Far-right leader Bezalel Smotrich says the state should destroy the Palestinian town, not civilians
Israeli Finance Minister Bezalel Smotrich speaks at a news conference in Jerusalem, Israel, 8 January 2023 (Rueters)
Israeli Finance Minister Bezalel Smotrich speaks at a news conference in Jerusalem, Israel, 8 January 2023 (Rueters)
Par MEE staff

Israeli far-right finance minister, Bezalel Smotrich, said on Wednesday that the state of Israel should "wipe out" the Palestinian village of Huwwara in the wake of a violent rampage through it by settlers on Sunday. 

Speaking at a forum hosted by the Marker business newspaper, Smotrich - who is responsible for Israel's civil administration in the occupied West Bank - said: "The Palestinian village of Huwwara should be wiped out. The state needs to do it and not private citizens."

At least one Palestinian was killed and nearly 400 were wounded in settler attacks on Huwwara town and other West Bank towns and villages in the Nablus area on Sunday.  

Hundreds of Israeli settlers, flanked by soldiers, attacked Palestinian towns and villages near Nablus following a shooting that killed two Israelis in Huwwara town earlier in the day.  

Before and after the mob violence took place, several Israeli politicians - including Smotrich - seemed to encourage or support the settlers' actions. 
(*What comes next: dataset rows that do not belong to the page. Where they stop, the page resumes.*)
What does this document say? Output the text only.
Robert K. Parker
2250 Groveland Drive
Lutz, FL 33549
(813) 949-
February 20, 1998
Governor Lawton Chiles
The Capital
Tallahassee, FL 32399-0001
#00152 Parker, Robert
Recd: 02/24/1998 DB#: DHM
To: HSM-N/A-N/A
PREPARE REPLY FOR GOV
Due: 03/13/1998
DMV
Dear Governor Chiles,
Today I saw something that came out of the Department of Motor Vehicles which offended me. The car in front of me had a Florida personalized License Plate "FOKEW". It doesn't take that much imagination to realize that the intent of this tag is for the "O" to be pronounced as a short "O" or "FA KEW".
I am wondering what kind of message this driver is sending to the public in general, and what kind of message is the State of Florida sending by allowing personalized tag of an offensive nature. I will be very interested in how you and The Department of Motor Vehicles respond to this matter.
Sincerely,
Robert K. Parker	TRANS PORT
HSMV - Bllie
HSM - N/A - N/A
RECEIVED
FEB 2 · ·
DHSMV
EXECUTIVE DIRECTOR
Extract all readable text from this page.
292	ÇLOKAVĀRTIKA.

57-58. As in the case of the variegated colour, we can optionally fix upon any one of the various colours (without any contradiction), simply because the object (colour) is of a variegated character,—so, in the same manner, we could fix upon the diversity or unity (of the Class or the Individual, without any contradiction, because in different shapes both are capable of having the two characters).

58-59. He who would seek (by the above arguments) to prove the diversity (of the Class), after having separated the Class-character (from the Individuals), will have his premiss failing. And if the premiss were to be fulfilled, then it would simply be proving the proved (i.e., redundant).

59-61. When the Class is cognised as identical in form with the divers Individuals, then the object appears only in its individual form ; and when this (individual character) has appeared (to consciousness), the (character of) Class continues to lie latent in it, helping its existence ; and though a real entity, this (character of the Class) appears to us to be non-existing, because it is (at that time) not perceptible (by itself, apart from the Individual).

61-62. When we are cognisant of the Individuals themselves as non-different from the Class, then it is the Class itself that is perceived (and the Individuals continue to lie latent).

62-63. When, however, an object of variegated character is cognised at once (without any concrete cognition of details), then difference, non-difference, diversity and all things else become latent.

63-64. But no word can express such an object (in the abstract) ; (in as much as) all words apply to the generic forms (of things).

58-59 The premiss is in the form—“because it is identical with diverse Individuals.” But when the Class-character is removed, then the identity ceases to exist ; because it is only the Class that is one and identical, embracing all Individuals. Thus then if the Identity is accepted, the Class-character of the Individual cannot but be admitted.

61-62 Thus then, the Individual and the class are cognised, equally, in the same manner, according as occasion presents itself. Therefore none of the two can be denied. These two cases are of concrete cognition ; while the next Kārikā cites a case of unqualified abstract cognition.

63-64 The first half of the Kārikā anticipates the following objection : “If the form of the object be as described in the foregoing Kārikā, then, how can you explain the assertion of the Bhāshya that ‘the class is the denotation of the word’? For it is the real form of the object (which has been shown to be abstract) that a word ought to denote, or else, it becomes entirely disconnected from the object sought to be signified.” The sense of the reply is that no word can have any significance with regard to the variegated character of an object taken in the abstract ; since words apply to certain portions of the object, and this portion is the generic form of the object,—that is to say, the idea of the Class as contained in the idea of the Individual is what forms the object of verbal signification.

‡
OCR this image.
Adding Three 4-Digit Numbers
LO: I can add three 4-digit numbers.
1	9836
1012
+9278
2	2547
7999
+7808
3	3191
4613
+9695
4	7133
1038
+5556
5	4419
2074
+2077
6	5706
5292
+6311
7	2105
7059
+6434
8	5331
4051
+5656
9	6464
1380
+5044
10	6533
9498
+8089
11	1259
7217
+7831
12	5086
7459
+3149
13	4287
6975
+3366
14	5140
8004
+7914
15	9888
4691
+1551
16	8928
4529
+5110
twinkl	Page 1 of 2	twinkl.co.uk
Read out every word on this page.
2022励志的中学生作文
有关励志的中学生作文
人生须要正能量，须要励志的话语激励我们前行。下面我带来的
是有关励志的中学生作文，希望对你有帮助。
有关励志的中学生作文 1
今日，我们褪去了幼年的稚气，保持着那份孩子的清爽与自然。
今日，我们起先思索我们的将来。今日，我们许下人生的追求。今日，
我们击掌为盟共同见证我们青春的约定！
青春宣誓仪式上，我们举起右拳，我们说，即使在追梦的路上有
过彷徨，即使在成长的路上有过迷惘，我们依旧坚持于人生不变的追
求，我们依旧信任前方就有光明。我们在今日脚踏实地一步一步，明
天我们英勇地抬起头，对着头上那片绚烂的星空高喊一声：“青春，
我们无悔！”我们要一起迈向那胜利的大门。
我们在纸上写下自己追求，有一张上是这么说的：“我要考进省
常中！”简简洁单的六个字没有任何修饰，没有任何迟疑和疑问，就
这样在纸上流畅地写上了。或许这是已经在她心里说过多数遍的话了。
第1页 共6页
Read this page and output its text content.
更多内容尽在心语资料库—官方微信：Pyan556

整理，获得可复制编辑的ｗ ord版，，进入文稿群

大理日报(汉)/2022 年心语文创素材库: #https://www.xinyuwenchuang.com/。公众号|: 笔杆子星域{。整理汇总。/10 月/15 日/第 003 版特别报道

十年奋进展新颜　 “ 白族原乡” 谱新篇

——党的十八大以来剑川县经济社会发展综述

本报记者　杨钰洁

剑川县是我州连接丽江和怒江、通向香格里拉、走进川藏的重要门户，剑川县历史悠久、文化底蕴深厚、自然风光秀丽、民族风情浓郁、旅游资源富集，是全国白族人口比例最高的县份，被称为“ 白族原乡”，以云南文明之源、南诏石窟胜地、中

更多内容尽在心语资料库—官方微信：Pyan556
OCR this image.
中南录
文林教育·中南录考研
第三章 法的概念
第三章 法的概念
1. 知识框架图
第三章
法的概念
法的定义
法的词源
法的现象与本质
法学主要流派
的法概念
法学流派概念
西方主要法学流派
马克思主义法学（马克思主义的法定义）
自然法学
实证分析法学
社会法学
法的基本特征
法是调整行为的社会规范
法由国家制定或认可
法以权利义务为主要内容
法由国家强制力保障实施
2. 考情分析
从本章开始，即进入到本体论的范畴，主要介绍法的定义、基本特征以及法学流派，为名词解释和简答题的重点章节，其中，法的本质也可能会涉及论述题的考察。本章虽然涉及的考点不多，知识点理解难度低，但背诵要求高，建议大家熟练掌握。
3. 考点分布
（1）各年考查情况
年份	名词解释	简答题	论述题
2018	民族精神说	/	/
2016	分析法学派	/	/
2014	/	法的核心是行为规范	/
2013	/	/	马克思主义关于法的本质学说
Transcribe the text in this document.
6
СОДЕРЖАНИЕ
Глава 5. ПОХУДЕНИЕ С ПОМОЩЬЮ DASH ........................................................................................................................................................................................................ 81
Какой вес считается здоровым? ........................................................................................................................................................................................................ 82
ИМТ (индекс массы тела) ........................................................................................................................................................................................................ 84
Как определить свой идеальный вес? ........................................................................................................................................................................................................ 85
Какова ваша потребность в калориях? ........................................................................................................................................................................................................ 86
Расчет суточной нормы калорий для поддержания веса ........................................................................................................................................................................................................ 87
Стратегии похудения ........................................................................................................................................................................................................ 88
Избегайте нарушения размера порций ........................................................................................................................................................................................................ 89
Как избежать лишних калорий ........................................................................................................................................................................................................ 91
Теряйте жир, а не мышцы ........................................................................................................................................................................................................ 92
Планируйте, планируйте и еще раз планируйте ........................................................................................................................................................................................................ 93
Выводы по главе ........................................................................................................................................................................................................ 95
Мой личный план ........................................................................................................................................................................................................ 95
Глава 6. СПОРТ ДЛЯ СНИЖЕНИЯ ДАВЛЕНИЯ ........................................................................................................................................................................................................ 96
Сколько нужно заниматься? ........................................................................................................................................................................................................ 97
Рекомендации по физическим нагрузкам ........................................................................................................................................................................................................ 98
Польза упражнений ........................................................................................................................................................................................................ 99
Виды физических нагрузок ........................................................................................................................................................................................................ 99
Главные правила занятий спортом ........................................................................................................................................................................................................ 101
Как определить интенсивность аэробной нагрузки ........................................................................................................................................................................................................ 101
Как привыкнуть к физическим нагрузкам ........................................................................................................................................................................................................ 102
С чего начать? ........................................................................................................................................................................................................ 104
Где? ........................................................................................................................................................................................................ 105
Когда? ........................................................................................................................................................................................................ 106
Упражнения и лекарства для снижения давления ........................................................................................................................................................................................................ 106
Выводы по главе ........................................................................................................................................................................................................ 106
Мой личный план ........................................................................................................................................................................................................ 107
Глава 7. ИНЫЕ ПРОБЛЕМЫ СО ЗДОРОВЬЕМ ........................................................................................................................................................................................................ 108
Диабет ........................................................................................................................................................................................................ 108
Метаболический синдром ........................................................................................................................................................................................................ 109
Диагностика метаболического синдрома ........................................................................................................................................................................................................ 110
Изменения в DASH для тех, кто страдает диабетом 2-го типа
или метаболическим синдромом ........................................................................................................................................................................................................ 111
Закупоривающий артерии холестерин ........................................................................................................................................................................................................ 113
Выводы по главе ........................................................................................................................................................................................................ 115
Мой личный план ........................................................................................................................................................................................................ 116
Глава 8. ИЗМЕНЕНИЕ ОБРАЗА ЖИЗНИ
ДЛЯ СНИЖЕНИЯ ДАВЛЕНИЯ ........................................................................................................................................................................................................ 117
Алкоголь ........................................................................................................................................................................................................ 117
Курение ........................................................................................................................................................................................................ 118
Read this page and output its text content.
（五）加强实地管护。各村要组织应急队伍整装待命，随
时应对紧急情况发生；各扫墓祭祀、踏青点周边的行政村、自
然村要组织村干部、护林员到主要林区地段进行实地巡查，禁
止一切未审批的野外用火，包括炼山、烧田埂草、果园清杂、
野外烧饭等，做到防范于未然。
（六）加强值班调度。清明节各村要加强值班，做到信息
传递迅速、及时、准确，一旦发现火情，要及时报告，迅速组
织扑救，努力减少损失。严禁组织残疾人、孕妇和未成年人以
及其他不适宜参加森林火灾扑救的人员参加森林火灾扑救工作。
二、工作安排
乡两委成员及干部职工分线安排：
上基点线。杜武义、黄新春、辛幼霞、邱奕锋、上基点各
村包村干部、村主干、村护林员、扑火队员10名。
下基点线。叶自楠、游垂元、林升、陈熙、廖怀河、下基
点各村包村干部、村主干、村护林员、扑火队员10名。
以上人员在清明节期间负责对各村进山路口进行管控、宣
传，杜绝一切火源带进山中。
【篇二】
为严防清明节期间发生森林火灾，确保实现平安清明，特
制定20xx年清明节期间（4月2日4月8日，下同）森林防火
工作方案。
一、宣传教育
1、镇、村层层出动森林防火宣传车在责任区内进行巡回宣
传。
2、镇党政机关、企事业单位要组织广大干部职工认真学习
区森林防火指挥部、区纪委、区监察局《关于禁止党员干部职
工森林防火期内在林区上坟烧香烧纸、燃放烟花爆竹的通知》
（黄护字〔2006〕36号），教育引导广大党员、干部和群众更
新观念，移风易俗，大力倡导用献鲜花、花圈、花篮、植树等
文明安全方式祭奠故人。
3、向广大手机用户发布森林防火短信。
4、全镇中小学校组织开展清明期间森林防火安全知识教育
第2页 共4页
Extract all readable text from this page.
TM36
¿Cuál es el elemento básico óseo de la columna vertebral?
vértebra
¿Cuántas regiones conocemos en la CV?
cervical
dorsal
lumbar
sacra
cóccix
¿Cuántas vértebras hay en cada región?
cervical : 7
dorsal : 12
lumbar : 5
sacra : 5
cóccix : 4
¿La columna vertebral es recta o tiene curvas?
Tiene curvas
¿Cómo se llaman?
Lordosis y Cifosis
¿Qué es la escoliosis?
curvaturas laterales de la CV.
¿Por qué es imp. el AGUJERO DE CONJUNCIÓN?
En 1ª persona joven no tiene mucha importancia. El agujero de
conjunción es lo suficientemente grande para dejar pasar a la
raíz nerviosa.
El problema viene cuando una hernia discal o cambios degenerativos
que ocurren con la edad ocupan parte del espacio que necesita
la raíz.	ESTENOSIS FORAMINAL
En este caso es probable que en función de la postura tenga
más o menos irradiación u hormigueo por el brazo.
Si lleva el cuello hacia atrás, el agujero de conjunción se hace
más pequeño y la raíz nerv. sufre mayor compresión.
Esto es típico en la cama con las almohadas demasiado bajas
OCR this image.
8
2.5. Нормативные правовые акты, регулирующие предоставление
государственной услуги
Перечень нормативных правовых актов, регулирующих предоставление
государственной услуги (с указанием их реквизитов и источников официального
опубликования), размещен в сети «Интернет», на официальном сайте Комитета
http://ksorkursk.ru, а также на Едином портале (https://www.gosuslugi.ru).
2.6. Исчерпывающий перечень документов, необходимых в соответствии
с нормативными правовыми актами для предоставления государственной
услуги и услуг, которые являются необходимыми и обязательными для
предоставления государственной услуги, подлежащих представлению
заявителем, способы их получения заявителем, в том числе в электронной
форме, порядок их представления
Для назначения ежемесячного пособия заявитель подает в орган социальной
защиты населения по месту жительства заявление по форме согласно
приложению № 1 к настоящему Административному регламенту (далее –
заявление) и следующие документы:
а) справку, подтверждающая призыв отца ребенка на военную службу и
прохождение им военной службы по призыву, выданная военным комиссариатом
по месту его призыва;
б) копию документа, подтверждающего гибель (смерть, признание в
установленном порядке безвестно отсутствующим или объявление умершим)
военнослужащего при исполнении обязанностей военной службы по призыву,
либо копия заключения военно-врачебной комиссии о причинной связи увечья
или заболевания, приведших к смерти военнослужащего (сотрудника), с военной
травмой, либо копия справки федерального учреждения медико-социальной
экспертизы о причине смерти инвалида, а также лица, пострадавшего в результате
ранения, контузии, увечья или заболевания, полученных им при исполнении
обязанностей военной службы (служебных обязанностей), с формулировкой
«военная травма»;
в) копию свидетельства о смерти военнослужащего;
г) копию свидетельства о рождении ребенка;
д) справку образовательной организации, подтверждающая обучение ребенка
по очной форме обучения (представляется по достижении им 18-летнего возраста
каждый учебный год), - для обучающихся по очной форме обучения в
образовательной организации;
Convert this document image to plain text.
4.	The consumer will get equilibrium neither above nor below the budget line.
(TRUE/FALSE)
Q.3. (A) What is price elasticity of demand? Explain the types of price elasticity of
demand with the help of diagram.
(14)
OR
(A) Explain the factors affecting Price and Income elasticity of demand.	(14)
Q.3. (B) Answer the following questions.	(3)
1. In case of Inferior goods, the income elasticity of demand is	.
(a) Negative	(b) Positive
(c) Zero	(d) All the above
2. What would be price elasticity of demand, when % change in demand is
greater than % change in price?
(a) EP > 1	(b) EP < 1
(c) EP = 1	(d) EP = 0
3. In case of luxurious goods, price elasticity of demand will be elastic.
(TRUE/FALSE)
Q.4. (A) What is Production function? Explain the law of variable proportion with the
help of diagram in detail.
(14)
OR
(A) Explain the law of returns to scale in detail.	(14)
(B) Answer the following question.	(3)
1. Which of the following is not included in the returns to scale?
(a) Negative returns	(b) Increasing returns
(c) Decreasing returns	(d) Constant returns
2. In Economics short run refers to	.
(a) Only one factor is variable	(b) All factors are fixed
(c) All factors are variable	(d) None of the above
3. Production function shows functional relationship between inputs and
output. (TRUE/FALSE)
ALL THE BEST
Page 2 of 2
Smotrich liked a tweet that called for Israeli politicians to show no mercy and that the "village of Huwwara should be erased today".

His comments on Wednesday were made in defence of that liked tweet, which was posted by David Ben Zion, the deputy head of the Samaria Council that governs illegal settlements in the northern West Bank. Ben Zion has since deleted the tweet and claimed it was written "in the heat of the moment". 

'Inducing war crimes' 

Smotrich took to Twitter on Sunday while attacks were ongoing to promote a thread that recommended the "collective punishment of the terrorist's family and environment as an effective and necessary tool in asymmetric warfare".

Collective punishment of occupied populations is illegal under international law.

He also demanded that the Israeli army "hit Palestinian cities, with tanks and helicopters, mercilessly, in a way that would convey that the owner of the house has gone mad". 

A group of 22 Israeli legal experts on Tuesday called on the attorney general to investigate comments made by the Smotrich and other pro-settler government MPs for "inducing war crimes" over their public support for the violent riots.

Hady Amr, US special representative for Palestinian affairs, condemned the “wide scale, indiscriminate violence” by Israeli settlers after visiting Huwwara.

“We want to see full accountability and legal prosecution of those responsible for these heinous attacks and compensation for those who lost property or were otherwise affected,” Amr said. 

On Tuesday, former Israeli defence minister Benny Gantz said that Smotrich was supporting the settler violence and "wants to cause another Palestinian Nakba". 

The Nakba, which means "the catastrophe" in Arabic, is the name given to the massacres and forced expulsion Palestinians endured at the hands of Zionist militias in 1948, as the new Israeli state came into existence.  It left an estimated 15,000 Palestinians dead and some 750,000 fled from their homes.